This script is a custom made import tool for Israel, but it can be easily adapted to other countries. It allows us to continuously update the bus stops based on Ministry Of Transportation data. Only the bus stops that have changed since the last import are edited. The script removes, adds, and updates stops wherever needed.

If you are a mapper, you should read the "Information for mappers" section.

For some tags, the script resolves conflicts by assuming that the most recent edit is the correct one, be it an OSM mapper edit or a GTFS provider edit. For other tags, the script assumes GTFS is authoritative and always overrides mapper edits. The "recent is better" assumption keeps the code and the workflow simple; The script doesn't need a database, and no manual conflict resolution is required.

Since GTFS has no last-modified timestamps, deducing the most recent edit requires some file comparison tricks which are the core of this script. See the technical information section for details. As far as I know, this is the only OSM script employing this trick.

Script pages:

This script is part of my scripting project. (Click for contact details, other scripts, overview, etc.).

Information for mappers

This script auto-edits bus stops based on Israel's Ministry of Transportation (MOT) data, but mappers are allowed to make some changes. The script operates in Israel and West Bank area C.

As of version 2 (June 2018), I will run the script at least once per 7 days. This is not a hard guarantee, and there may be exceptions. In other words, usually, the OSM bus stop data will lag 7 days or less behind MOT data.

Forbidden bus stop edits

The following tags should NOT be edited by a mapper. If they are edited, the script simply overrides them and/or warns me about them.

You can change anything else, including adding and deleting stops. See the sections below for specific details.

Allowed bus stop edits

Editing softly updated tags

You may edit the following tags. The script will respect the most recent change. In other words, it will not override your edits unless MOT publishes a more recent edit in the future.

  • location (latitude, longitude) - Exception: Less than 3m changes are assumed to be a mistake and are undone.
  • addr:street
  • level=* - What floor is the platform on?

Editing ignored tags

You may edit any other tag freely. The script never edits any tag not listed so far. Here are some common bus stop tags:

  • shelter=yes/no - Is the stop sheltered?
  • bench=yes/no - Does it have a sitting bench?
  • wheelchair=yes/no - Is the stop accessible to wheelchairs?
  • bin=yes/no - Does it have a trash bin?
  • Any additional tag not in the lists above can be edited freely.

Adding or removing stops

  • You may delete a bus stop. It will not be re-added by the script unless MOT changes any of its values.
  • You may add a new stop. You are strongly advised to add the "ref" tag if you know it. It is the number found on the yellow bus stop signs. Please do NOT add a "source=israel_gtfs" tag. If the stop ever appears in MOT's data, the script will "adopt" it, apply the MOT data, and add "source=israel_gtfs".

Limited name tag editing

You cannot freely edit name tags, but you may add a missing "name:ar" or "name:en". You may also copy "name:ar" or "name:he" to "name" to change the language of the "name" tag. See the multilingual handling section for details regarding this.

As of June 2018, mapper name tag edits are always overridden by the Ministry of Transportation (MOT) version if present. The reasoning behind this is that in Israel, the official stop name is the name in the MOT GTFS files. It is the name used in other applications and services, bus voice systems, and stops with digital screens. Therefore, the OSM stop name should be identical to the MOT name, even if an OSM mapper thinks it's a bad name. Improper names should be patched upstream at MOT, and they actively maintain the names. The same reasoning applies to all MOT-overridden tags. See the "Requesting upstream changes" section for MOT contact details.

Requesting upstream changes

If you found a mistake in a tag that you cannot edit, you can send an E-mail to MOT (, and they may change it. Once it changes upstream, the script will use the new value.

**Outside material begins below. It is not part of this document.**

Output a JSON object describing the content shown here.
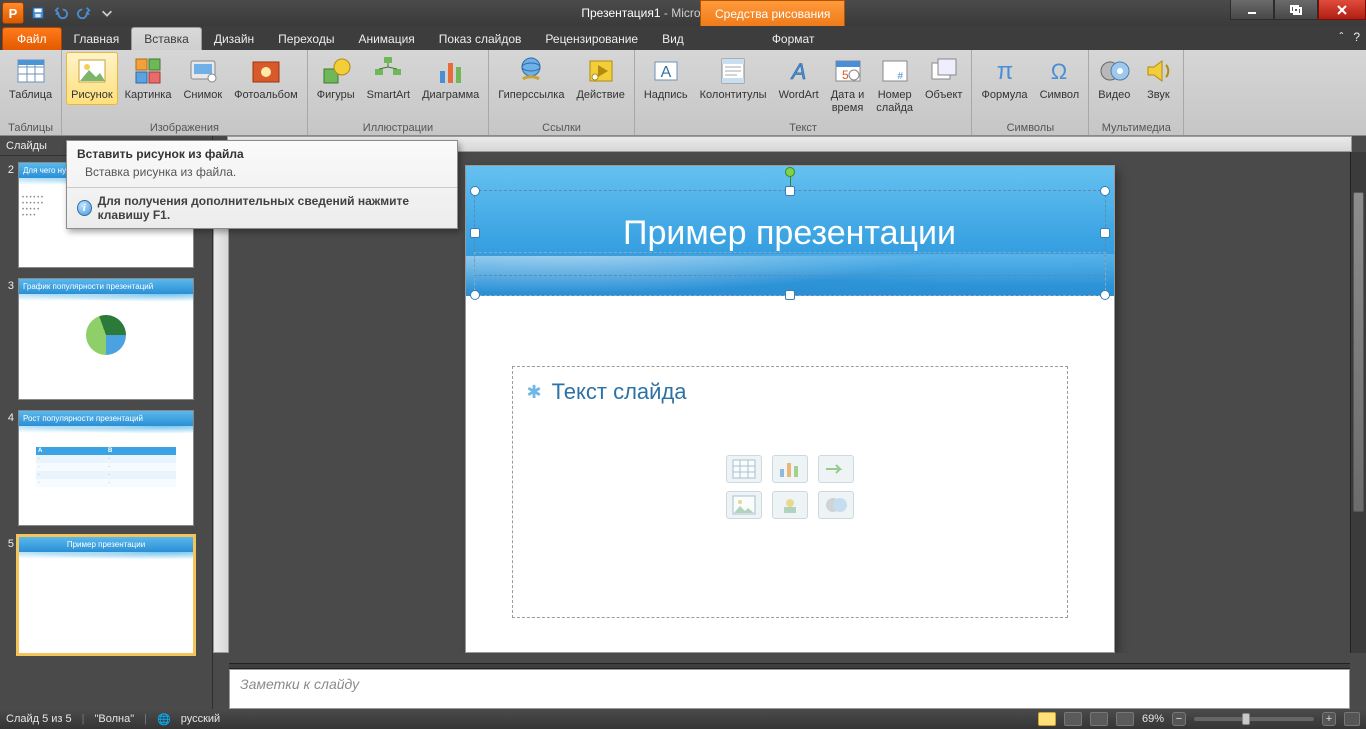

Adding alt_name for on the ground names

If the physical name on the bus stop sign differs from the MOT name, you can add the physical name to alt_name=*. You are also advised to add a note=* indicating this difference. If the difference is nontrivial and/or problematic, you can also notify MOT (

Multilingual handling

The Ministry of Transportation (MOT) has Hebrew, Arabic, and English versions of bus stop names. The Hebrew name is always available. The Arabic and English translations are available for most stops but missing for some. "name:ar", "name:he", and "name:en" are fetched from MOT data.

If MOT does not have a "name:ar" or a "name:en" for a certain stop, the script does not touch that tag and a mapper can edit it freely. If MOT does have a translation, then the script will always override mapper edits for that language. This approach has a minor drawback: A mapper cannot tell if "name:en"/"name:ar" originate from MOT or from a mapper-added translation without looking at the edit history.

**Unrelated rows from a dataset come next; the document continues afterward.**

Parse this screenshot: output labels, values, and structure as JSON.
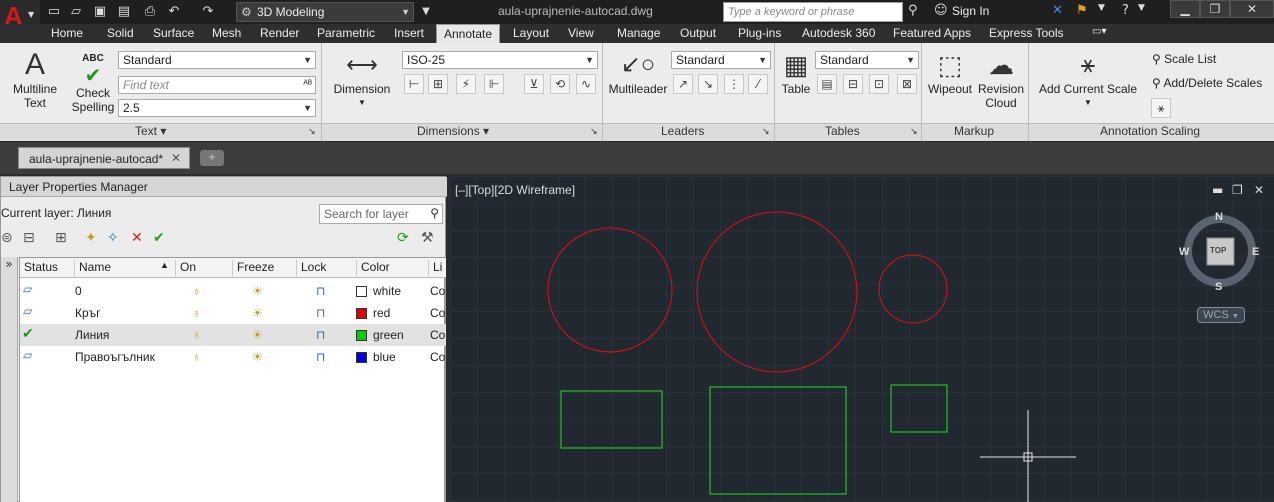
{
  "app": {
    "workspace": "3D Modeling",
    "file_title": "aula-uprajnenie-autocad.dwg",
    "search_placeholder": "Type a keyword or phrase",
    "sign_in": "Sign In",
    "help": "?"
  },
  "tabs": [
    "Home",
    "Solid",
    "Surface",
    "Mesh",
    "Render",
    "Parametric",
    "Insert",
    "Annotate",
    "Layout",
    "View",
    "Manage",
    "Output",
    "Plug-ins",
    "Autodesk 360",
    "Featured Apps",
    "Express Tools"
  ],
  "active_tab": "Annotate",
  "ribbon": {
    "text": {
      "multiline_line1": "Multiline",
      "multiline_line2": "Text",
      "check_line1": "Check",
      "check_line2": "Spelling",
      "style": "Standard",
      "find_placeholder": "Find text",
      "height": "2.5",
      "check_icon": "ABC",
      "panel": "Text"
    },
    "dimensions": {
      "dimension": "Dimension",
      "style": "ISO-25",
      "panel": "Dimensions"
    },
    "leaders": {
      "multileader": "Multileader",
      "style": "Standard",
      "panel": "Leaders"
    },
    "tables": {
      "table": "Table",
      "style": "Standard",
      "panel": "Tables"
    },
    "markup": {
      "wipeout": "Wipeout",
      "revision_line1": "Revision",
      "revision_line2": "Cloud",
      "panel": "Markup"
    },
    "scaling": {
      "add_current": "Add Current Scale",
      "scale_list": "Scale List",
      "add_delete": "Add/Delete Scales",
      "panel": "Annotation Scaling"
    }
  },
  "file_tab": "aula-uprajnenie-autocad*",
  "layers": {
    "title": "Layer Properties Manager",
    "current": "Current layer: Линия",
    "search_placeholder": "Search for layer",
    "headers": [
      "Status",
      "Name",
      "On",
      "Freeze",
      "Lock",
      "Color",
      "Li"
    ],
    "rows": [
      {
        "name": "0",
        "color": "white",
        "hex": "#ffffff",
        "lt": "Co",
        "current": false
      },
      {
        "name": "Кръг",
        "color": "red",
        "hex": "#e00000",
        "lt": "Co",
        "current": false
      },
      {
        "name": "Линия",
        "color": "green",
        "hex": "#00d000",
        "lt": "Co",
        "current": true
      },
      {
        "name": "Правоъгълник",
        "color": "blue",
        "hex": "#0000e0",
        "lt": "Co",
        "current": false
      }
    ]
  },
  "viewport": {
    "label": "[–][Top][2D Wireframe]",
    "cube_top": "TOP",
    "n": "N",
    "s": "S",
    "e": "E",
    "w": "W",
    "wcs": "WCS"
  },
  "colors": {
    "circle": "#e01010",
    "rect": "#20e020",
    "bg": "#212830"
  }
}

Deciding the language of the "name" tag

By default, the script copies "name:he" to "name". This is OK most of the time, but according to global and local conventions, the "name" tag should be in the language most commonly used in an area, and some areas have an Arabic speaking majority. So the following mechanism was implemented:

The script will usually copy "name:he" to "name", but if "name" already has Arabic characters, and "name:ar" is MOT-provided, then "name:ar" is copied to "name" instead. This means that you can switch the "name" from Hebrew to Arabic or vice versa by copying "name:ar" or "name:he" to "name". The script will honor the language of the "name" tag in its next updates.

If "name:ar" is not MOT-provided and "name" has Arabic characters, the script will not update the "name" tag.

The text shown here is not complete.